Reviewing the Review: Sept 25 2005

Maybe I wasn’t in the mood for a Sunday New York Times Book Review today.

There were a few articles worth finishing, but I’m not sure any will turn out to be worth remembering. For instance, Walter Kirn’s summary of E. L. Doctorow’s promising civil-war novel “The March” spends interminable paragraphs working a snake metaphor (a snake is apparently what Sherman’s army was like as it marched through Georgia). The metaphor also inspires the issue’s cover art, but it doesn’t inspire me. In fact, I feel both the critic and the illustrator straining to find a theme. What’s the hook gonna be? The snake metaphor slithers through Walter Kirn’s entire article, and it reminds me of an ambitious but mediocre funeral speech I once heard where the rabbi had never met the guy who died.

There are a few mildly interesting pieces, like David Kirby’s summary of the life of an enigmatic poet from Michigan, Larry Joseph, and a notice of a new Nicholson Baker adventure, The World On Sunday (Nicholson Baker can do no wrong as far as I’m concerned).

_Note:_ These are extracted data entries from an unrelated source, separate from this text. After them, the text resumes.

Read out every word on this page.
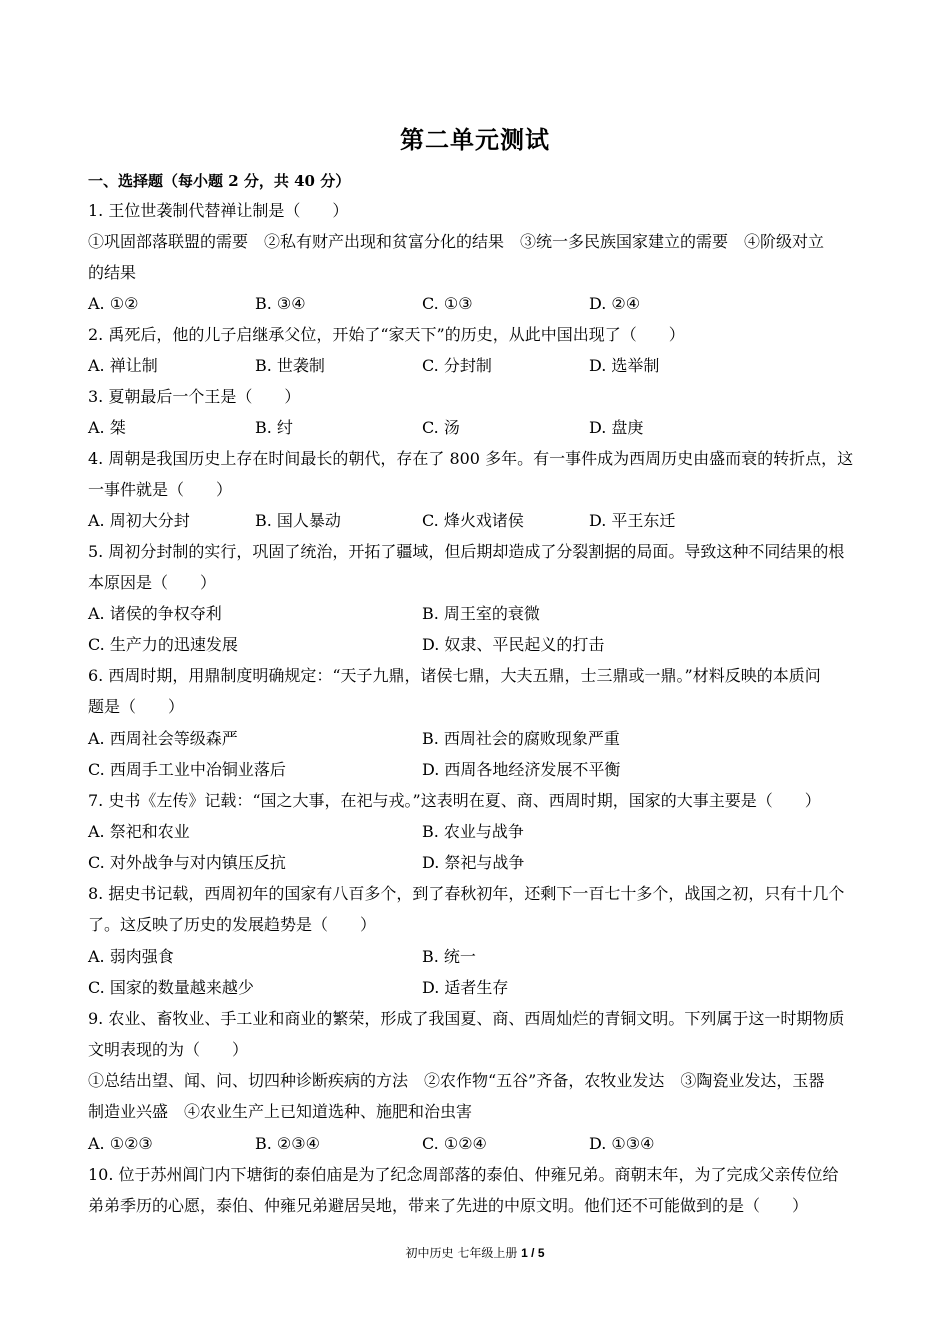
第二单元测试
一、选择题（每小题 2 分，共 40 分）
1. 王位世袭制代替禅让制是（　　）
①巩固部落联盟的需要　②私有财产出现和贫富分化的结果　③统一多民族国家建立的需要　④阶级对立
的结果
A. ①②	B. ③④	C. ①③	D. ②④
2. 禹死后，他的儿子启继承父位，开始了“家天下”的历史，从此中国出现了（　　）
A. 禅让制	B. 世袭制	C. 分封制	D. 选举制
3. 夏朝最后一个王是（　　）
A. 桀	B. 纣	C. 汤	D. 盘庚
4. 周朝是我国历史上存在时间最长的朝代，存在了 800 多年。有一事件成为西周历史由盛而衰的转折点，这
一事件就是（　　）
A. 周初大分封	B. 国人暴动	C. 烽火戏诸侯	D. 平王东迁
5. 周初分封制的实行，巩固了统治，开拓了疆域，但后期却造成了分裂割据的局面。导致这种不同结果的根
本原因是（　　）
A. 诸侯的争权夺利	B. 周王室的衰微
C. 生产力的迅速发展	D. 奴隶、平民起义的打击
6. 西周时期，用鼎制度明确规定：“天子九鼎，诸侯七鼎，大夫五鼎，士三鼎或一鼎。”材料反映的本质问
题是（　　）
A. 西周社会等级森严	B. 西周社会的腐败现象严重
C. 西周手工业中冶铜业落后	D. 西周各地经济发展不平衡
7. 史书《左传》记载：“国之大事，在祀与戎。”这表明在夏、商、西周时期，国家的大事主要是（　　）
A. 祭祀和农业	B. 农业与战争
C. 对外战争与对内镇压反抗	D. 祭祀与战争
8. 据史书记载，西周初年的国家有八百多个，到了春秋初年，还剩下一百七十多个，战国之初，只有十几个
了。这反映了历史的发展趋势是（　　）
A. 弱肉强食	B. 统一
C. 国家的数量越来越少	D. 适者生存
9. 农业、畜牧业、手工业和商业的繁荣，形成了我国夏、商、西周灿烂的青铜文明。下列属于这一时期物质
文明表现的为（　　）
①总结出望、闻、问、切四种诊断疾病的方法　②农作物“五谷”齐备，农牧业发达　③陶瓷业发达，玉器
制造业兴盛　④农业生产上已知道选种、施肥和治虫害
A. ①②③	B. ②③④	C. ①②④	D. ①③④
10. 位于苏州阊门内下塘街的泰伯庙是为了纪念周部落的泰伯、仲雍兄弟。商朝末年，为了完成父亲传位给
弟弟季历的心愿，泰伯、仲雍兄弟避居吴地，带来了先进的中原文明。他们还不可能做到的是（　　）
初中历史 七年级上册 1 / 5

I may look at Nicola Barker’s Clear, Scott Bradfield’s Hot Animal Love, Elena Farrante’s Days of Abandonment or John Berendt’s City of Falling Angels next time I’m in a bookstore, thanks to a few competent reviews.

John Leonard contributes a fairly interesting iconography of James Agee, and there’s a boring endpaper by Nora Krug about the attitudes of major publishing companies towards fixing errors in books.

Not for the first time in recent memory, the best literary stuff in today’s New York Times isn’t found in the Book Review. There’s a funny Neal Pollack story in the Magazine, followed by a really touching piece by the always perceptive Joan Didion about the recent sudden death of her author husband John Gregory Dunne. The piece is surprisingly raw, perhaps even histrionic, as she describes her shock after her best friend’s death. I don’t usually shed a small tear on a Sunday morning, but I did feel happy to think that ol’ Dunne was loved so much at the end of his life. I wonder how often that can be said about a writer.